Tradução de Immunefi feita por mim, artigo original disponível aqui

Todo mundo que já lidou alguma vez com um sistema de blockchain como o Ethereum, sabe do que consiste um blockchain, como blocos, transações e contas. Mas nós não pensamos frequentemente sobre o básico dos sistemas de blockchain, assim como também não pensamos frequentemente como nossos órgãos funcionam. Como os órgãos precisam de sangue e oxigênio para funcionar, o blockchain precisa de criptografia para funcionar devidamente. Sem ela, o sistema iria desmoronar, e você não seria capaz de reclamar sua propriedade daquele novo e reluzente NFT que você acabou de cunhar.

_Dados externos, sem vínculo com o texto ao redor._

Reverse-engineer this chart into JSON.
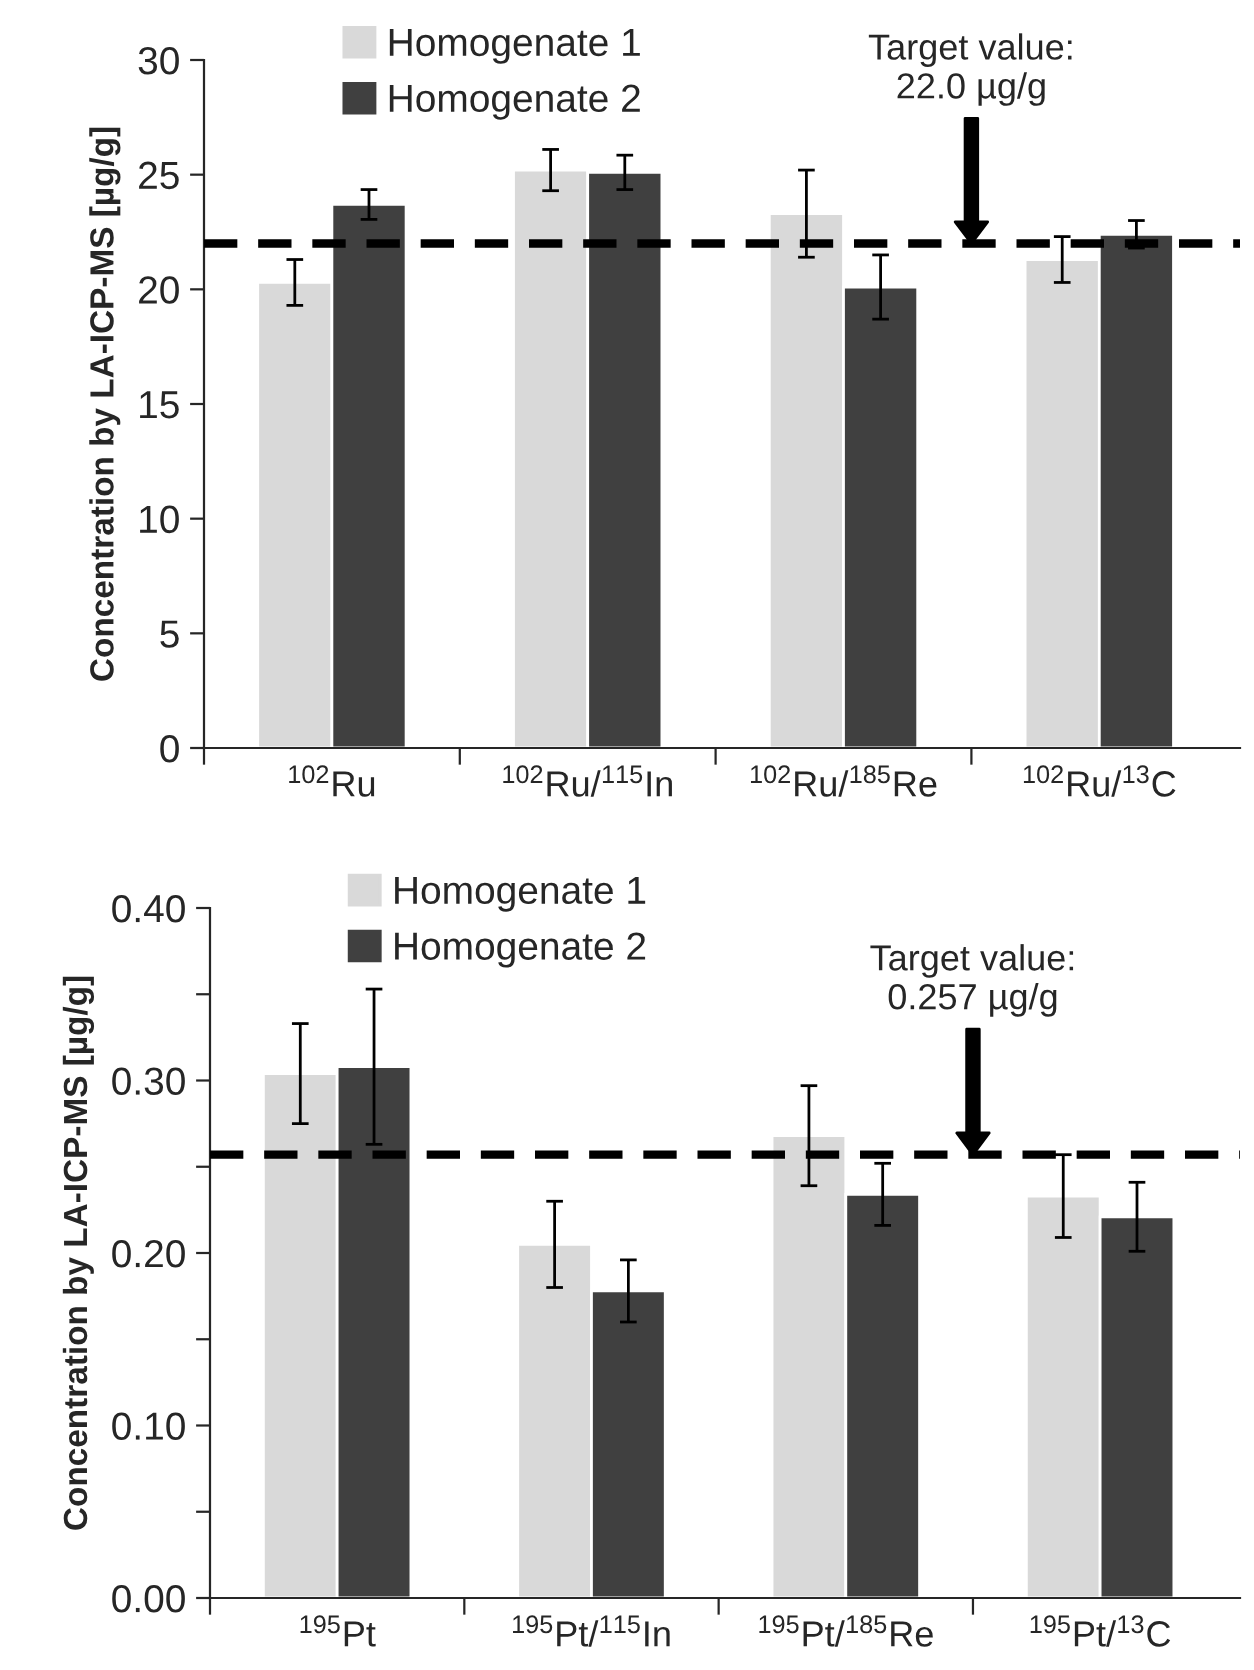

Era inevitável que cedo ou tarde nós precisássemos falar sobre criptografia e assinatura digital. Mas conte conosco, nós iremos fazer isso da maneira mais digerível possível.

Criptografia de Chave Pública

Dois dos principais propósitos da criptografia são provar conhecimento de um segredo sem revelar este segredo, e provar a autenticidade de dados (assinatura digital). A criptografia é usada extensivamente dentro do Ethereum, e um lugar que usuários têm contato com ela é via contas Ethereum.

A prova de propriedade em Externally Owned Accounts (Contas de propriedade externa, ou EOAs na sigla em inglês) é estabelecida através de chaves privadas e assinaturas digitais. As chaves privadas são usadas quase em todo lugar dentro do Ethereum durante as interações do usuário, e o endereço Ethereum de um EOA é derivado da chave privada. Em outras palavras, o endereço Ethereum é os últimos 20 bytes do hash da chave pública, controlando a conta com 0x anexado na sua frente.

Para provar que você é o verdadeiro proprietário de um EOA, você precisa assinar a mensagem com a chave privada correspondente. Isto significa que somente você tem acesso aos fundos da sua conta. Quando você faz uma transação enviando 1 Ether para um contrato para cunhar um novo NFT, nos bastidores, o Ethereum verifica a assinatura digital que você criou (usando a chave privada) contra o correspondente hash da chave pública (o endereço).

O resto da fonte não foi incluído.